Meta describes SAM Audio as “a first-of-its-kind model for segmenting sound.” In its words, “We’re introducing SAM Audio, a state-of-the-art unified model that transforms audio processing by making it easy to isolate any sound from complex audio mixtures using natural, multimodal prompts.”

At a basic level, SAM Audio lets users pull out a specific sound from audio that has many things happening at once. A guitar from a band performance. A voice from traffic noise. A barking dog from an entire podcast recording.

The model supports three types of prompts, which can work alone or together.

  • Text prompts like typing “dog barking” or “singing voice”
  • Visual prompts by clicking on a person or object in a video
  • Span prompts where users mark time segments where the sound appears

Meta calls span prompting an industry first, saying it helps fix issues across an entire clip instead of frame by frame .

The engine behind the model

Under the hood, SAM Audio runs on something Meta calls Perception Encoder Audiovisual, or PE-AV. Meta explains it using a simple analogy, calling PE-AV “the ears” and SAM Audio “the brain.”

PE-AV builds on the open source Perception Encoder model Meta released earlier this year. It aligns video frames with audio at precise moments in time, allowing the system to understand what is being seen and heard together. This matters when the sound source is on screen, like a speaker or instrument, and even when it is off screen but hinted by the scene.

Meta says PE-AV was trained on over 100 million videos using large-scale multimodal learning, pulling from open datasets and synthetic captioning pipelines.

Meta’s new AI model lets users pick and separate any sound | Source: Meta AI

Benchmarks and judging sound quality

Alongside the model, Meta also released tools to measure performance. One is SAM Audio-Bench, described as the first in-the-wild audio separation benchmark. Unlike older datasets that rely on synthetic mixes, this benchmark uses real audio and video with text, visual, and time-based prompts.

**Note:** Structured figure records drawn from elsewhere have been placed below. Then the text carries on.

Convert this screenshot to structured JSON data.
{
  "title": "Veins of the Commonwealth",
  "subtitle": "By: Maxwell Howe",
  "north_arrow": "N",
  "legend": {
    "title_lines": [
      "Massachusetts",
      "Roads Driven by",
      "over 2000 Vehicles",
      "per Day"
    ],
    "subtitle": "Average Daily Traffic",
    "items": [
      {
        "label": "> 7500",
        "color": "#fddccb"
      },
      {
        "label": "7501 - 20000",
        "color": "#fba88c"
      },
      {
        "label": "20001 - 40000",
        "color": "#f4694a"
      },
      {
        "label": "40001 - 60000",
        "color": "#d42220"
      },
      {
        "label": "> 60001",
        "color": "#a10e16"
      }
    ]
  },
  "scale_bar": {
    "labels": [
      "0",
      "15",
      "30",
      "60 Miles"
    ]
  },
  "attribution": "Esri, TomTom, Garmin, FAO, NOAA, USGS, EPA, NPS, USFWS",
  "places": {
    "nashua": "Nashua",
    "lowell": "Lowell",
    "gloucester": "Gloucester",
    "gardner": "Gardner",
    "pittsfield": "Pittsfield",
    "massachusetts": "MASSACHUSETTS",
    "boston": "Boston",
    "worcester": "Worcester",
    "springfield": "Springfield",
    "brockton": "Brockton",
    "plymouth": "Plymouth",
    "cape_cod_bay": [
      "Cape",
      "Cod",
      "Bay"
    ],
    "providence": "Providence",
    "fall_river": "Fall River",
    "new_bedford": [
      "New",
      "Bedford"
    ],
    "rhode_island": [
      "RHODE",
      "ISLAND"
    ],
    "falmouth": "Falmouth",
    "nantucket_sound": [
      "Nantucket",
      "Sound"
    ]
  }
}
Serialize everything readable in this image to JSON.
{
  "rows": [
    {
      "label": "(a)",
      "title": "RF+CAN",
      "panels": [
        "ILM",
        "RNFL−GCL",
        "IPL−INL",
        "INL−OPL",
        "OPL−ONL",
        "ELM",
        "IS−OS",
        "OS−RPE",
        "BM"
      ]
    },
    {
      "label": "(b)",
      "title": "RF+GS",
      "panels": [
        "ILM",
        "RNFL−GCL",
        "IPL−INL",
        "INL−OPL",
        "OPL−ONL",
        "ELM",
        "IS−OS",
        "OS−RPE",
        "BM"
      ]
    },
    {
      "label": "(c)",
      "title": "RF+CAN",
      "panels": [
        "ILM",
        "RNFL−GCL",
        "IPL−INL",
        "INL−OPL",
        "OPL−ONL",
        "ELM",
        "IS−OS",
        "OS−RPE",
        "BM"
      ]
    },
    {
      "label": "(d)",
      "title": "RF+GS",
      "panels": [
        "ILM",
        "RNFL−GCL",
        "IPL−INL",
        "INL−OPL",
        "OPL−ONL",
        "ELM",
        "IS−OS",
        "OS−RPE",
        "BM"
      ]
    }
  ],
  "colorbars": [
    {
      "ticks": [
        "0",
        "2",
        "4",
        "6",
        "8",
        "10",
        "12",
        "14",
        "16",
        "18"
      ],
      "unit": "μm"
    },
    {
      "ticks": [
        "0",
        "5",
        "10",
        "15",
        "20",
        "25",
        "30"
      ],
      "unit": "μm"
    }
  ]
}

Another is SAM Audio Judge, an automatic judge model designed to assess audio quality without needing reference tracks. Meta says this approach mirrors how humans actually judge sound, instead of relying only on technical comparisons .

As someone who once spent an entire evening adjusting audio levels for a short interview clip, the idea of reference-free judging feels oddly relatable. You usually know when something sounds off, even if you cannot explain why.

Where Meta sees this being used

Meta says SAM Audio could shape tools across music, podcasting, television, film, and accessibility. The company also confirmed partnerships with Starkey, a hearing aid manufacturer, and 2gether-International, a startup accelerator for disabled founders, to explore accessibility use cases .

The model runs faster than real time and supports large parameter sizes, though Meta admits there are limits. Audio cannot be used as a prompt yet, and separating very similar sounds, like one singer in a choir, remains difficult.

SAM Audio is available starting today through the Segment Anything Playground, where users can upload their own audio or video to try it out. Meta has also made the model available for download.